Estimation of Local Geometric Structure on Manifolds from Noisy Data
Yariv Aizenbud, Barak Sober
TL;DR
This work tackles the problem of estimating a point on an unknown smooth manifold $\mathcal{M}\subset\mathbb{R}^D$ from noisy samples drawn from a tubular neighborhood, together with the local tangent space at the projected point. The authors propose a two-step, locally geometric algorithm inspired by Manifold-MLS: first obtain a robust local coordinate system that approximates the tangent, then iteratively refine this coordinate system while performing local regression to project the query point onto $\mathcal{M}$ and estimate $T_{\mathbf{p}}\mathcal{M}$. They prove high-probability convergence of $\hat p_n$ to the true projection $\mathbf{p}$ and $\widehat{T_{\hat p_n}\mathcal{M}}$ to $T_{\mathbf{p}}\mathcal{M}$, with asymptotic rates $\mathrm{dist}(\hat p_n,\mathcal{M}) = \widetilde{\mathcal{O}}(n^{-k/(2k+d)})$, $\|\hat p_n-\mathbf{p}\| = \widetilde{\mathcal{O}}(n^{-(k-1)/(2k+d)})$, and $\angle_{\max}(\widehat{T_{\hat p_n}\mathcal{M}},T_{\mathbf{p}}\mathcal{M}) = \widetilde{\mathcal{O}}(n^{-(k-1)/(2k+d)})$ for large $n$, up to log factors.
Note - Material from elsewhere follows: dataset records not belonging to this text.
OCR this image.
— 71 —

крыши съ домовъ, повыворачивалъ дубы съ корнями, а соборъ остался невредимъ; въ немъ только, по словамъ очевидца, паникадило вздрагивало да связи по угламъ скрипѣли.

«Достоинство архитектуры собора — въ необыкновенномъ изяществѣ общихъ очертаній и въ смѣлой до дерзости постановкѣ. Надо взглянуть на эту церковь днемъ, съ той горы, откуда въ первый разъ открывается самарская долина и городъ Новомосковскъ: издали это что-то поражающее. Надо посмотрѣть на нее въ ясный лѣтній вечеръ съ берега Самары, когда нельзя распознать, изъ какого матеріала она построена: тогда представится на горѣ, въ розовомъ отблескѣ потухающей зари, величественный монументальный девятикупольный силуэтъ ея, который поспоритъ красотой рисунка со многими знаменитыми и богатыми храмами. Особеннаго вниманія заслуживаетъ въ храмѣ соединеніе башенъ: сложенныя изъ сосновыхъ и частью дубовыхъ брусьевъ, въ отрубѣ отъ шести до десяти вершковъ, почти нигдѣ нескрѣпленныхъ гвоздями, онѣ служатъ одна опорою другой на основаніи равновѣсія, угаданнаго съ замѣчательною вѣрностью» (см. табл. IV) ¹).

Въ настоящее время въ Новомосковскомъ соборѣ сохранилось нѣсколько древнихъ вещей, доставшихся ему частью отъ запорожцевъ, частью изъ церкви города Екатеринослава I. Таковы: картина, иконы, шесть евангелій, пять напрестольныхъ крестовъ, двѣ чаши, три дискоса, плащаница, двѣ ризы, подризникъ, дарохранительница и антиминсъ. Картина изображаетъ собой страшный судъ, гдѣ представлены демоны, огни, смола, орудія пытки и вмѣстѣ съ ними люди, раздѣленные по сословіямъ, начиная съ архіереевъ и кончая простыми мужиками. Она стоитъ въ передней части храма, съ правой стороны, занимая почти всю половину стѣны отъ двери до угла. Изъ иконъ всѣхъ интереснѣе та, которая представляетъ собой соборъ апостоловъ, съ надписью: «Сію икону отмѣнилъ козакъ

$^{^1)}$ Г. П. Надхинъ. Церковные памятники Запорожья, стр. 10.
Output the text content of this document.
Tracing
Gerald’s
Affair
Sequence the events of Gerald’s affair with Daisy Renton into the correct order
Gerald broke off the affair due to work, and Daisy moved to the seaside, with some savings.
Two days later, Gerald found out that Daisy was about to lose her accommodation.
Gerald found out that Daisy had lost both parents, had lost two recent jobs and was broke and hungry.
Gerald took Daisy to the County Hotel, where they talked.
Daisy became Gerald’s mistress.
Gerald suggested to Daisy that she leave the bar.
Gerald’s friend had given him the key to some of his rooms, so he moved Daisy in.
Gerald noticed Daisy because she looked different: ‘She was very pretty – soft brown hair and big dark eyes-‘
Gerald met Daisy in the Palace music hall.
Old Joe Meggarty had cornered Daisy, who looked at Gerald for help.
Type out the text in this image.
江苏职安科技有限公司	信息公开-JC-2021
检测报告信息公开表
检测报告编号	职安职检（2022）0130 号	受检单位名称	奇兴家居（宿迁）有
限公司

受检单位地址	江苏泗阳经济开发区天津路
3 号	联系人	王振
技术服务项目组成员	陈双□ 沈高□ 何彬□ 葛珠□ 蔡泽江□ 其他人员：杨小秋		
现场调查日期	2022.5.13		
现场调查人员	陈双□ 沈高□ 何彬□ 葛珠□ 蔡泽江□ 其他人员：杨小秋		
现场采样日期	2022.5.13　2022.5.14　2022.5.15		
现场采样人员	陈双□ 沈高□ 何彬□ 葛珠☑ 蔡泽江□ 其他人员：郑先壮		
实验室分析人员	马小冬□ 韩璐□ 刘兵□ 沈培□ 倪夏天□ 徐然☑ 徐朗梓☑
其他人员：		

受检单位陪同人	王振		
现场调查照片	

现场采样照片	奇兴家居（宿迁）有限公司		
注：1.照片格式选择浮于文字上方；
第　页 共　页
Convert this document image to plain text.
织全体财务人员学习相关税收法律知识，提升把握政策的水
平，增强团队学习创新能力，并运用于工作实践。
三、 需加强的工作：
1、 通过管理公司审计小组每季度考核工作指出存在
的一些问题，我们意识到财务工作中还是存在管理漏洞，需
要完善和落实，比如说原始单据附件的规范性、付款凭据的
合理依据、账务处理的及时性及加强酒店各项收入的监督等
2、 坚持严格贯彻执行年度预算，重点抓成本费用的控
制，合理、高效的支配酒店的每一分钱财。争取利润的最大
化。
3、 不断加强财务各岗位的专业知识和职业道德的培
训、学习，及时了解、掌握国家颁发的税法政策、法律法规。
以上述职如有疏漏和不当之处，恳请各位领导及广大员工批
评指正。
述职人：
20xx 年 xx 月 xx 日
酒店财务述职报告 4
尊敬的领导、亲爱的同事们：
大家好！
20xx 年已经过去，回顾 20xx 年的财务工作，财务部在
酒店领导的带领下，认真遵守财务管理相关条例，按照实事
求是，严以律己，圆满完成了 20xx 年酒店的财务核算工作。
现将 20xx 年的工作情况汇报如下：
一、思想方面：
The method leverages a tilted local graph representation and carefully handles bias induced by the tubular noise via iterative tangent refinement, providing concrete guarantees for point estimation and tangent-space recovery with potential applications in denoising and geometric data processing on manifolds.
Abstract
A common observation in data-driven applications is that high-dimensional data have a low intrinsic dimension, at least locally. In this work, we consider the problem of point estimation for manifold-valued data. Namely, given a finite set of noisy samples of $\mathcal{M}$, a $d$ dimensional submanifold of $\mathbb{R}^D$, and a point $r$ near the manifold we aim to project $r$ onto the manifold. Assuming that the data was sampled uniformly from a tubular neighborhood of a $k$-times smooth boundaryless and compact manifold, we present an algorithm that takes $r$ from this neighborhood and outputs $\hat p_n\in \mathbb{R}^D$, and $\widehat{T_{\hat p_n}\mathcal{M}}$ an element in the Grassmannian $Gr(d, D)$. We prove that as the number of samples $n\to\infty$, the point $\hat p_n$ converges to $\mathbf{p}\in \mathcal{M}$, the projection of $r$ onto $\mathcal{M}$, and $\widehat{T_{\hat p_n}\mathcal{M}}$ converges to $T_{\mathbf{p}}\mathcal{M}$ (the tangent space at that point) with high probability. Furthermore, we show that $\hat p_n$ approaches the manifold with an asymptotic rate of $n^{-\frac{k}{2k + d}}$, and that $\hat p_n, \widehat{T_{\hat p_n}\mathcal{M}}$ approach $\mathbf{p}$ and $T_{\mathbf{p}}\mathcal{M}$ correspondingly with asymptotic rates of $n^{-\frac{k-1}{2k + d}}$.